The Toll of Strength: When ‘Strong’ Becomes ‘Sacrificial’
The SBW trope didn’t just shape how society saw us—it shaped how we saw ourselves. It taught us that:
Rest is laziness
Asking for help is weakness
Prioritizing ourselves is selfish
And it came with real consequences. Black women suffer from higher rates of stress-related illnesses like hypertension, diabetes, and heart disease. We are more likely to experience chronic pain, but less likely to receive adequate pain management. Why? Because of the lingering myth that Black bodies are naturally “stronger” and can “handle it.”
The healthcare industry still treats us as if we’re impervious to pain. Studies show that medical professionals are less likely to prescribe pain relief to Black patients. And let’s not forget maternal mortality—Black women in the U.S. are three times more likely to die from pregnancy-related complications than white women. Serena Williams, one of the wealthiest, most powerful athletes in the world, had to beg doctors to take her postpartum complications seriously. If she struggled to be heard, where does that leave the rest of us?
The Psychological Chains of the SBW Myth
Beyond the physical toll, let’s talk about the mental and emotional cost. When you’re expected to be the “strong one” in every space—family, workplace, friendships—it means that no one is checking on you. You could be breaking down, barely holding it together, but people assume you’re fine because, well, you always are, right?
This trope isolates us. It leads to:
Emotional exhaustion
Depression and anxiety
Unhealthy relationships where we overgive and under-receive
And perhaps worst of all, it makes us feel guilty for choosing rest, joy, and ease.
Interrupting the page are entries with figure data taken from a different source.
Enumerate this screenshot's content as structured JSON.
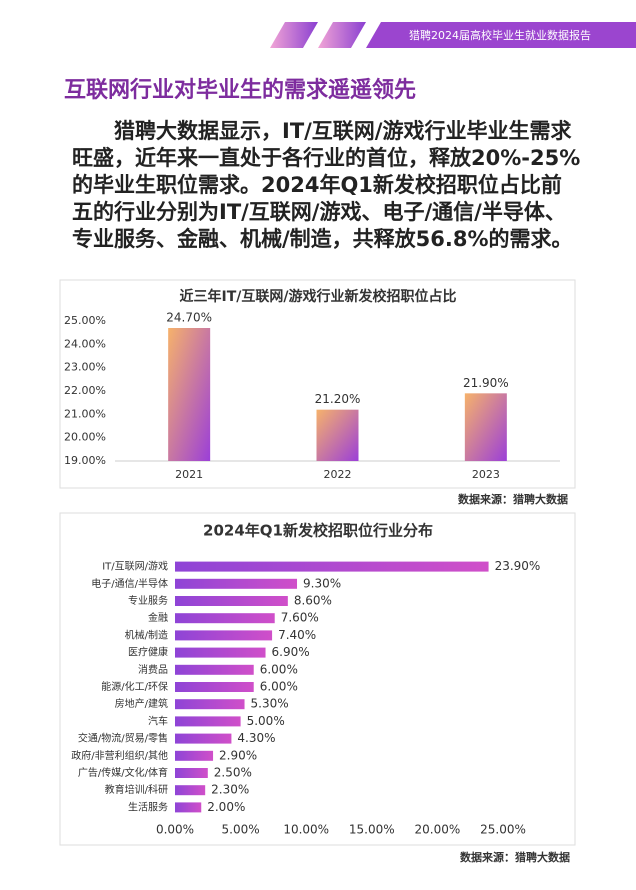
{
  "header": {
    "title": "猎聘2024届高校毕业生就业数据报告"
  },
  "heading": "互联网行业对毕业生的需求遥遥领先",
  "paragraph": "猎聘大数据显示，IT/互联网/游戏行业毕业生需求旺盛，近年来一直处于各行业的首位，释放20%-25%的毕业生职位需求。2024年Q1新发校招职位占比前五的行业分别为IT/互联网/游戏、电子/通信/半导体、专业服务、金融、机械/制造，共释放56.8%的需求。",
  "chart_data": [
    {
      "type": "bar",
      "title": "近三年IT/互联网/游戏行业新发校招职位占比",
      "categories": [
        "2021",
        "2022",
        "2023"
      ],
      "values": [
        24.7,
        21.2,
        21.9
      ],
      "value_labels": [
        "24.70%",
        "21.20%",
        "21.90%"
      ],
      "colors": [
        "#f6b26b",
        "#9b3fd8"
      ],
      "ylim": [
        19,
        25
      ],
      "yticks": [
        {
          "value": 19,
          "label": "19.00%"
        },
        {
          "value": 20,
          "label": "20.00%"
        },
        {
          "value": 21,
          "label": "21.00%"
        },
        {
          "value": 22,
          "label": "22.00%"
        },
        {
          "value": 23,
          "label": "23.00%"
        },
        {
          "value": 24,
          "label": "24.00%"
        },
        {
          "value": 25,
          "label": "25.00%"
        }
      ],
      "grid": false,
      "source": "数据来源：猎聘大数据"
    },
    {
      "type": "barh",
      "title": "2024年Q1新发校招职位行业分布",
      "categories": [
        "IT/互联网/游戏",
        "电子/通信/半导体",
        "专业服务",
        "金融",
        "机械/制造",
        "医疗健康",
        "消费品",
        "能源/化工/环保",
        "房地产/建筑",
        "汽车",
        "交通/物流/贸易/零售",
        "政府/非营利组织/其他",
        "广告/传媒/文化/体育",
        "教育培训/科研",
        "生活服务"
      ],
      "values": [
        23.9,
        9.3,
        8.6,
        7.6,
        7.4,
        6.9,
        6.0,
        6.0,
        5.3,
        5.0,
        4.3,
        2.9,
        2.5,
        2.3,
        2.0
      ],
      "value_labels": [
        "23.90%",
        "9.30%",
        "8.60%",
        "7.60%",
        "7.40%",
        "6.90%",
        "6.00%",
        "6.00%",
        "5.30%",
        "5.00%",
        "4.30%",
        "2.90%",
        "2.50%",
        "2.30%",
        "2.00%"
      ],
      "colors": [
        "#8e44d6",
        "#d04fc9"
      ],
      "xlim": [
        0,
        25
      ],
      "xticks": [
        {
          "value": 0,
          "label": "0.00%"
        },
        {
          "value": 5,
          "label": "5.00%"
        },
        {
          "value": 10,
          "label": "10.00%"
        },
        {
          "value": 15,
          "label": "15.00%"
        },
        {
          "value": 20,
          "label": "20.00%"
        },
        {
          "value": 25,
          "label": "25.00%"
        }
      ],
      "grid": false,
      "source": "数据来源：猎聘大数据"
    }
  ]
}
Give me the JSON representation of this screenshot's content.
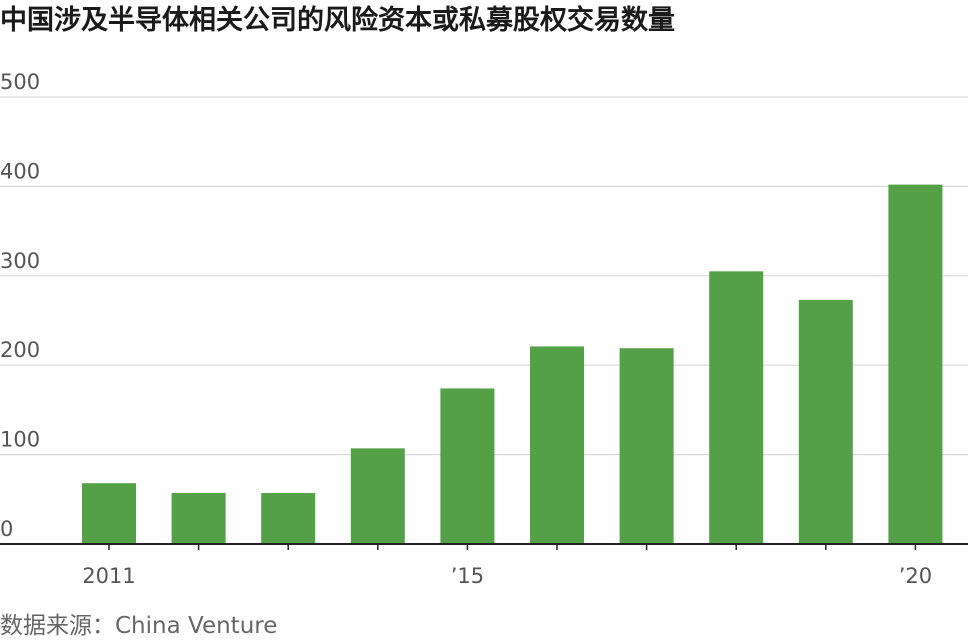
{
  "chart_data": {
    "type": "bar",
    "title": "中国涉及半导体相关公司的风险资本或私募股权交易数量",
    "source": "数据来源：China Venture",
    "xlabel": "",
    "ylabel": "",
    "categories": [
      "2011",
      "2012",
      "2013",
      "2014",
      "2015",
      "2016",
      "2017",
      "2018",
      "2019",
      "2020"
    ],
    "values": [
      68,
      57,
      57,
      107,
      174,
      221,
      219,
      305,
      273,
      402
    ],
    "x_tick_labels": [
      {
        "category": "2011",
        "label": "2011"
      },
      {
        "category": "2015",
        "label": "’15"
      },
      {
        "category": "2020",
        "label": "’20"
      }
    ],
    "ylim": [
      0,
      500
    ],
    "y_ticks": [
      0,
      100,
      200,
      300,
      400,
      500
    ],
    "grid": "horizontal",
    "colors": {
      "bar": "#53a047",
      "grid": "#d9d9d9",
      "axis": "#222222",
      "text": "#555555"
    }
  }
}
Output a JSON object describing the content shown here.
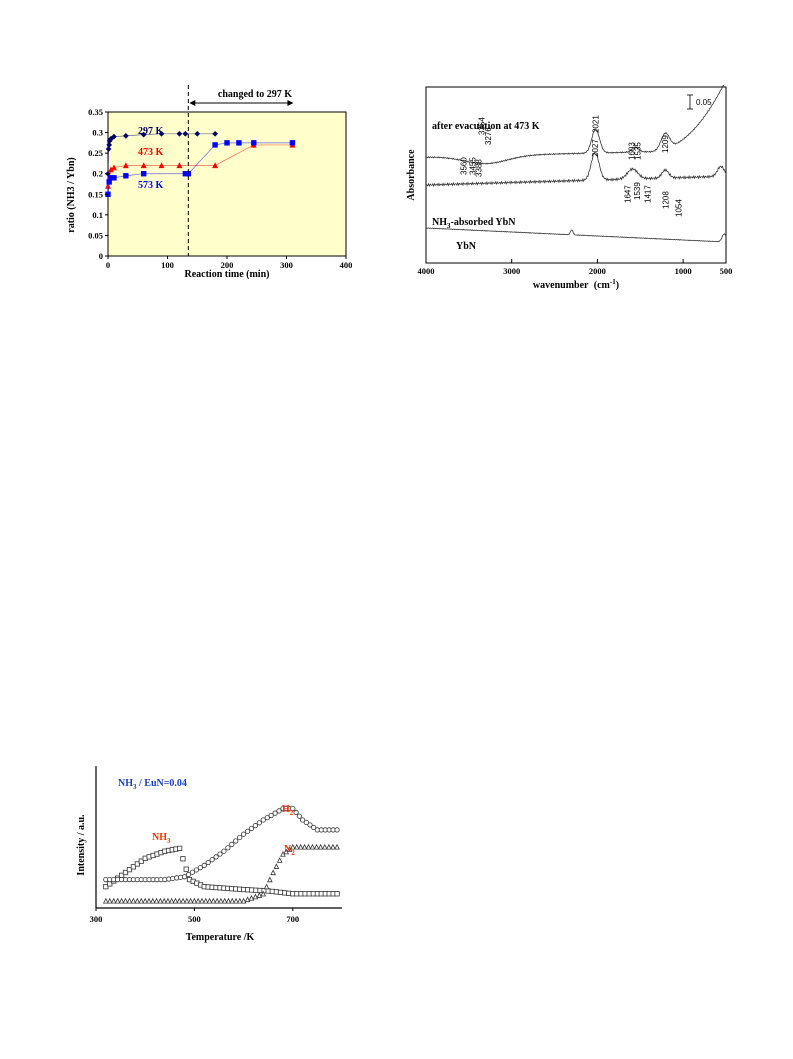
{
  "chart_data": [
    {
      "type": "scatter",
      "title": "",
      "xlabel": "Reaction time (min)",
      "ylabel": "ratio (NH3 / Ybn)",
      "xlim": [
        0,
        400
      ],
      "ylim": [
        0,
        0.35
      ],
      "x_ticks": [
        "0",
        "100",
        "200",
        "300",
        "400"
      ],
      "y_ticks": [
        "0",
        "0.05",
        "0.1",
        "0.15",
        "0.2",
        "0.25",
        "0.3",
        "0.35"
      ],
      "background_color": "#ffffcc",
      "annotation": "changed to 297 K",
      "change_time": 135,
      "series": [
        {
          "name": "297 K",
          "color": "#000066",
          "marker": "diamond",
          "x": [
            0,
            1,
            2,
            3,
            5,
            10,
            30,
            60,
            90,
            120,
            130,
            150,
            180
          ],
          "y": [
            0.2,
            0.26,
            0.27,
            0.28,
            0.285,
            0.29,
            0.292,
            0.295,
            0.297,
            0.297,
            0.297,
            0.297,
            0.297
          ]
        },
        {
          "name": "473 K",
          "color": "#ff0000",
          "marker": "triangle",
          "x": [
            0,
            2,
            5,
            10,
            30,
            60,
            90,
            120,
            180,
            245,
            310
          ],
          "y": [
            0.17,
            0.19,
            0.21,
            0.215,
            0.22,
            0.22,
            0.22,
            0.22,
            0.22,
            0.27,
            0.27
          ]
        },
        {
          "name": "573 K",
          "color": "#0000ff",
          "marker": "square",
          "x": [
            0,
            2,
            5,
            10,
            30,
            60,
            130,
            135,
            180,
            200,
            220,
            245,
            310
          ],
          "y": [
            0.15,
            0.18,
            0.19,
            0.19,
            0.195,
            0.2,
            0.2,
            0.2,
            0.27,
            0.275,
            0.275,
            0.275,
            0.275
          ]
        }
      ]
    },
    {
      "type": "line",
      "title": "",
      "xlabel": "wavenumber",
      "xlabel_unit": "(cm",
      "xlabel_sup": "-1",
      "xlabel_close": ")",
      "ylabel": "Absorbance",
      "xlim": [
        4000,
        500
      ],
      "x_ticks": [
        "4000",
        "3000",
        "2000",
        "1000",
        "500"
      ],
      "scale_bar": "0.05",
      "series": [
        {
          "name": "after evacuation at 473 K",
          "peaks": [
            "3354",
            "3276",
            "2021",
            "1603",
            "1535",
            "1209"
          ]
        },
        {
          "name_prefix": "NH",
          "name_sub": "3",
          "name_suffix": "-absorbed YbN",
          "peaks": [
            "3560",
            "3455",
            "3388",
            "2027",
            "1647",
            "1539",
            "1417",
            "1208",
            "1054"
          ]
        },
        {
          "name": "YbN",
          "peaks": []
        }
      ]
    },
    {
      "type": "scatter",
      "title": "",
      "xlabel": "Temperature /K",
      "ylabel": "Intensity / a.u.",
      "xlim": [
        300,
        800
      ],
      "x_ticks": [
        "300",
        "500",
        "700"
      ],
      "annotation_prefix": "NH",
      "annotation_sub": "3",
      "annotation_suffix": " / EuN=0.04",
      "series": [
        {
          "name_prefix": "NH",
          "name_sub": "3",
          "color": "#ff3300",
          "marker": "square",
          "x": [
            320,
            360,
            400,
            440,
            470,
            490,
            520,
            560,
            600,
            650,
            700,
            750,
            790
          ],
          "y": [
            0.15,
            0.25,
            0.35,
            0.4,
            0.42,
            0.2,
            0.15,
            0.14,
            0.13,
            0.12,
            0.1,
            0.1,
            0.1
          ]
        },
        {
          "name_prefix": "H",
          "name_sub": "2",
          "color": "#ff3300",
          "marker": "circle",
          "x": [
            320,
            360,
            400,
            440,
            480,
            520,
            560,
            600,
            640,
            680,
            700,
            720,
            750,
            790
          ],
          "y": [
            0.2,
            0.2,
            0.2,
            0.2,
            0.22,
            0.3,
            0.4,
            0.52,
            0.62,
            0.7,
            0.7,
            0.62,
            0.55,
            0.55
          ]
        },
        {
          "name_prefix": "N",
          "name_sub": "2",
          "color": "#ff3300",
          "marker": "triangle",
          "x": [
            320,
            400,
            500,
            600,
            640,
            660,
            680,
            700,
            740,
            790
          ],
          "y": [
            0.05,
            0.05,
            0.05,
            0.05,
            0.1,
            0.25,
            0.38,
            0.43,
            0.43,
            0.43
          ]
        }
      ]
    }
  ]
}
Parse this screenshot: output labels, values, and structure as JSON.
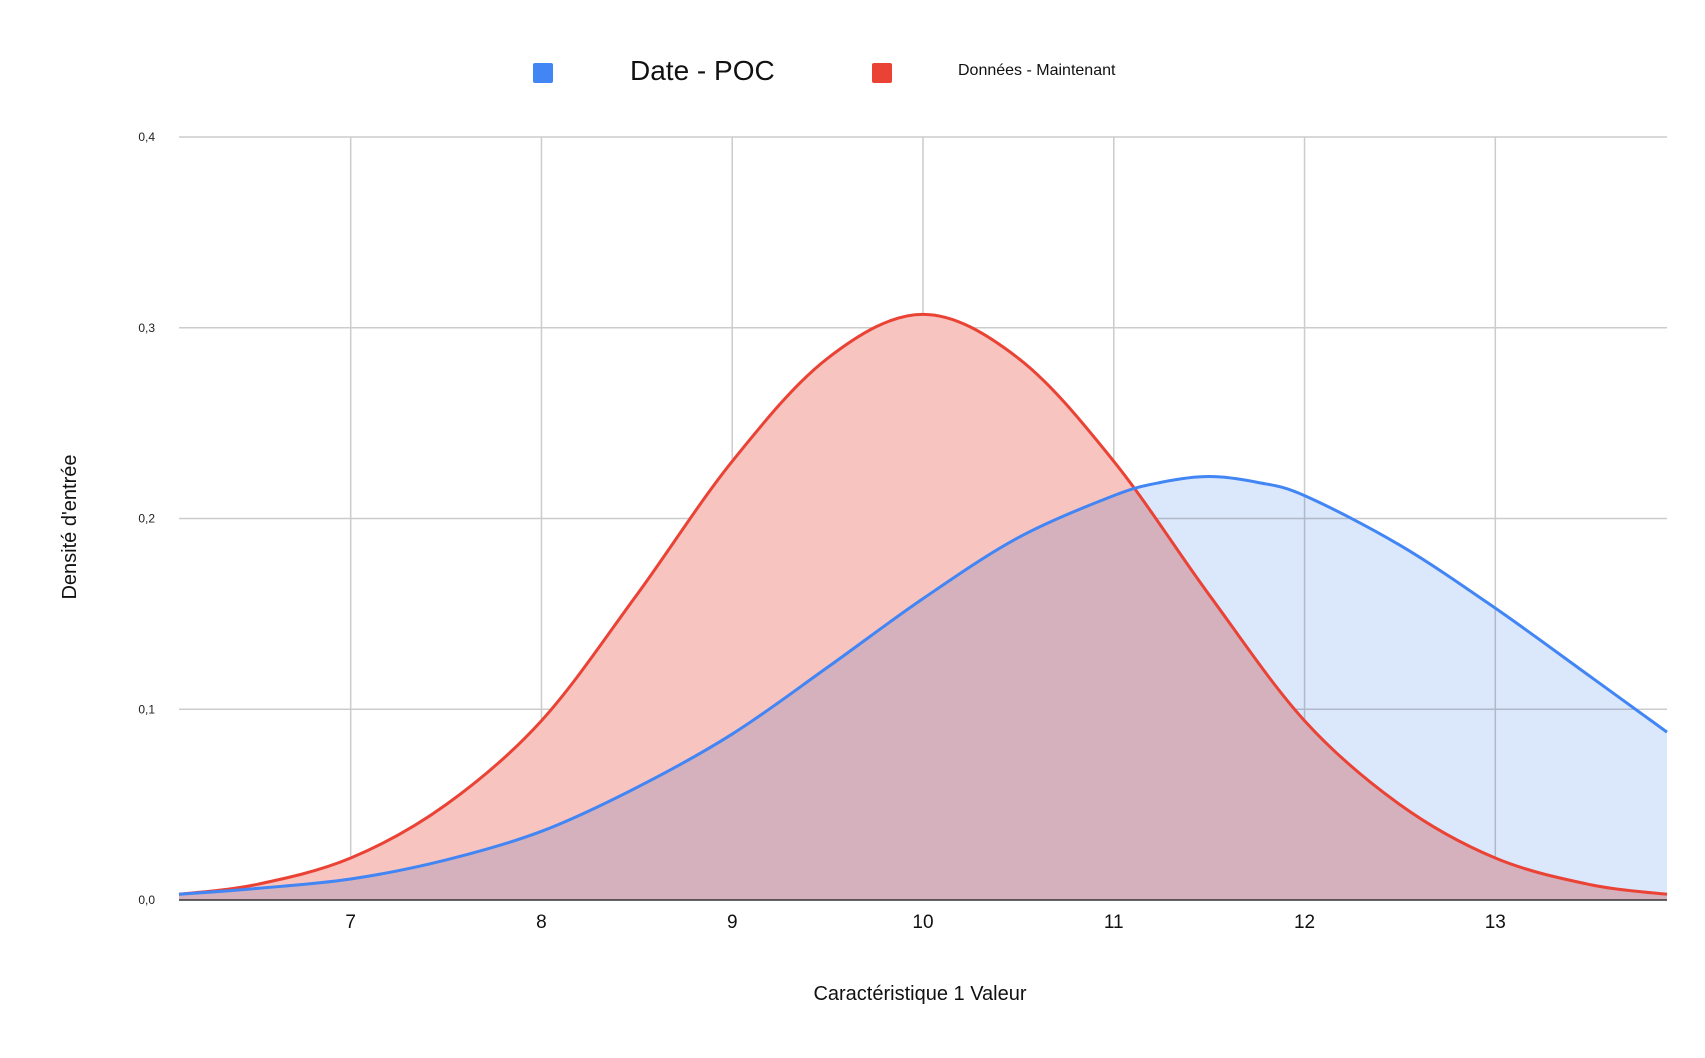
{
  "chart_data": {
    "type": "area",
    "title": "",
    "xlabel": "Caractéristique 1 Valeur",
    "ylabel": "Densité d'entrée",
    "xlim": [
      6.1,
      13.9
    ],
    "ylim": [
      0,
      0.4
    ],
    "x_ticks": [
      7,
      8,
      9,
      10,
      11,
      12,
      13
    ],
    "x_tick_labels": [
      "7",
      "8",
      "9",
      "10",
      "11",
      "12",
      "13"
    ],
    "y_ticks": [
      0,
      0.1,
      0.2,
      0.3,
      0.4
    ],
    "y_tick_labels": [
      "0,0",
      "0,1",
      "0,2",
      "0,3",
      "0,4"
    ],
    "grid": true,
    "legend_position": "top",
    "series": [
      {
        "name": "Date - POC",
        "color": "#4285f4",
        "fill": "#c5d9f8",
        "x": [
          6.1,
          6.5,
          7.0,
          7.5,
          8.0,
          8.5,
          9.0,
          9.5,
          10.0,
          10.5,
          11.0,
          11.25,
          11.5,
          11.75,
          12.0,
          12.5,
          13.0,
          13.5,
          13.9
        ],
        "y": [
          0.003,
          0.006,
          0.011,
          0.021,
          0.036,
          0.059,
          0.087,
          0.122,
          0.158,
          0.19,
          0.212,
          0.219,
          0.222,
          0.219,
          0.212,
          0.186,
          0.153,
          0.117,
          0.088
        ]
      },
      {
        "name": "Données - Maintenant",
        "color": "#ea4335",
        "fill": "#f7c4c0",
        "x": [
          6.1,
          6.5,
          7.0,
          7.5,
          8.0,
          8.5,
          9.0,
          9.5,
          10.0,
          10.5,
          11.0,
          11.5,
          12.0,
          12.5,
          13.0,
          13.5,
          13.9
        ],
        "y": [
          0.003,
          0.008,
          0.022,
          0.05,
          0.094,
          0.16,
          0.23,
          0.284,
          0.307,
          0.284,
          0.23,
          0.16,
          0.094,
          0.05,
          0.022,
          0.008,
          0.003
        ]
      }
    ]
  }
}
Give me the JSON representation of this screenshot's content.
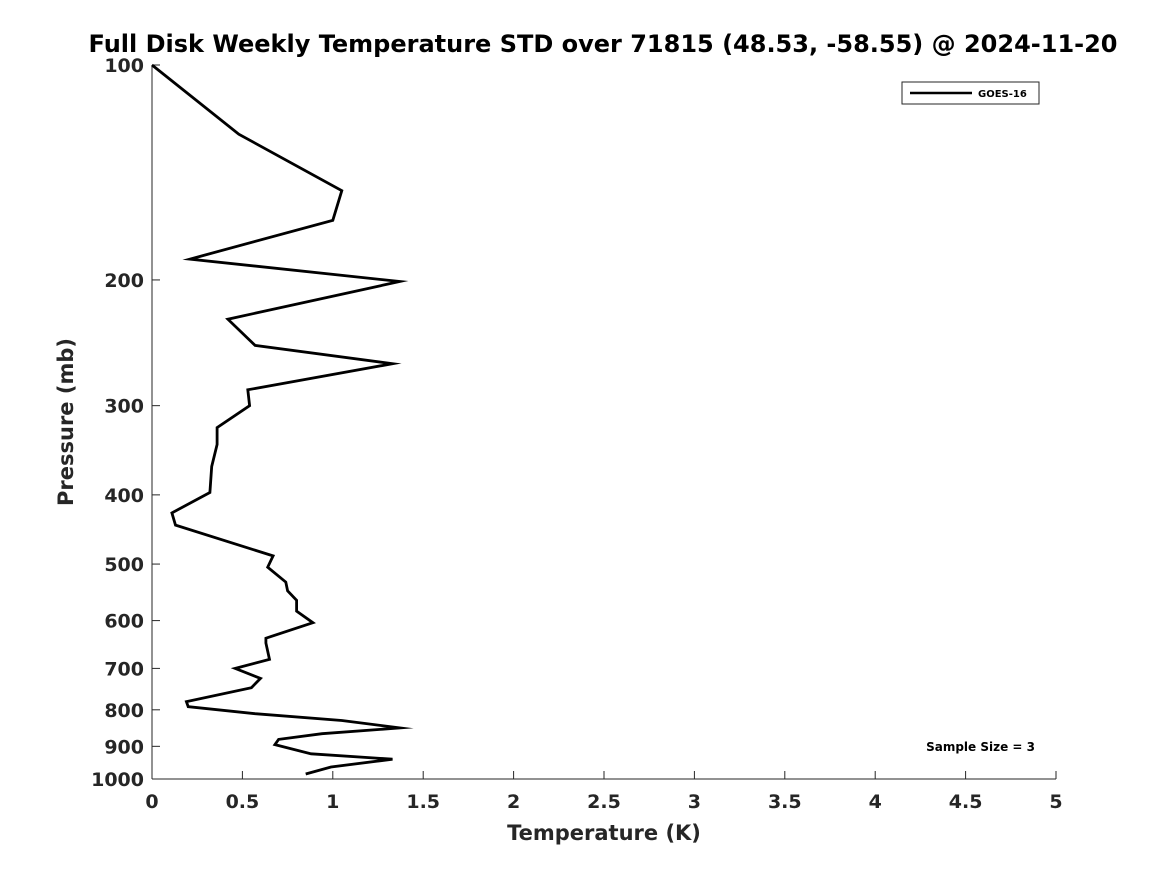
{
  "chart_data": {
    "type": "line",
    "title": "Full Disk Weekly Temperature STD over 71815 (48.53, -58.55) @ 2024-11-20",
    "xlabel": "Temperature (K)",
    "ylabel": "Pressure (mb)",
    "xlim": [
      0,
      5
    ],
    "ylim": [
      100,
      1000
    ],
    "y_scale": "log",
    "y_reversed": true,
    "x_ticks": [
      "0",
      "0.5",
      "1",
      "1.5",
      "2",
      "2.5",
      "3",
      "3.5",
      "4",
      "4.5",
      "5"
    ],
    "y_ticks": [
      "100",
      "200",
      "300",
      "400",
      "500",
      "600",
      "700",
      "800",
      "900",
      "1000"
    ],
    "grid": false,
    "legend_position": "top-right",
    "series": [
      {
        "name": "GOES-16",
        "color": "#000000",
        "points": [
          [
            0.0,
            100
          ],
          [
            0.48,
            125
          ],
          [
            1.05,
            150
          ],
          [
            1.0,
            165
          ],
          [
            0.21,
            187
          ],
          [
            1.37,
            201
          ],
          [
            0.42,
            227
          ],
          [
            0.57,
            247
          ],
          [
            1.33,
            262
          ],
          [
            0.53,
            285
          ],
          [
            0.54,
            300
          ],
          [
            0.36,
            322
          ],
          [
            0.36,
            340
          ],
          [
            0.33,
            365
          ],
          [
            0.32,
            397
          ],
          [
            0.11,
            424
          ],
          [
            0.13,
            441
          ],
          [
            0.67,
            487
          ],
          [
            0.64,
            505
          ],
          [
            0.74,
            530
          ],
          [
            0.75,
            545
          ],
          [
            0.8,
            562
          ],
          [
            0.8,
            582
          ],
          [
            0.89,
            604
          ],
          [
            0.63,
            635
          ],
          [
            0.63,
            645
          ],
          [
            0.65,
            680
          ],
          [
            0.46,
            700
          ],
          [
            0.6,
            723
          ],
          [
            0.55,
            745
          ],
          [
            0.19,
            779
          ],
          [
            0.2,
            792
          ],
          [
            0.57,
            810
          ],
          [
            1.05,
            828
          ],
          [
            1.37,
            848
          ],
          [
            0.94,
            864
          ],
          [
            0.7,
            880
          ],
          [
            0.68,
            895
          ],
          [
            0.88,
            922
          ],
          [
            1.33,
            938
          ],
          [
            0.99,
            962
          ],
          [
            0.85,
            984
          ]
        ]
      }
    ],
    "annotation": "Sample Size = 3"
  }
}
Taking Off the Cape: How We Reclaim Rest and Boundaries
So, how do we break free? How do we stop carrying the weight of the world and start choosing ourselves? Here’s where we start:
✅ Acknowledge the Lie: Strength is not an identity—it’s a survival mechanism we’ve been forced into. But you are more than what you endure.
✅ Normalize Rest: Rest isn’t a luxury; it’s a necessity. Whether it’s a nap, a vacation, or just saying “no” to one more obligation, take your rest without guilt.
✅ Set Boundaries (and Keep Them): Stop saying “yes” when you mean “no.” Full stop.
✅ Seek Support: Therapy, sister circles, journaling—find spaces where you can be soft, where you don’t have to carry everything alone.
✅ Redefine Strength: Strength isn’t about enduring everything—it’s about knowing when to let go.
Conclusion: Strength Reimagined
It’s time to stop celebrating our suffering. It’s time to stop normalizing exhaustion. The world will not fall apart if we take a step back, breathe, and put ourselves first.
So, sis—what would happen if you took off the cape? What if, instead of being the strong one, you were just the free one? What if strength meant choosing yourself?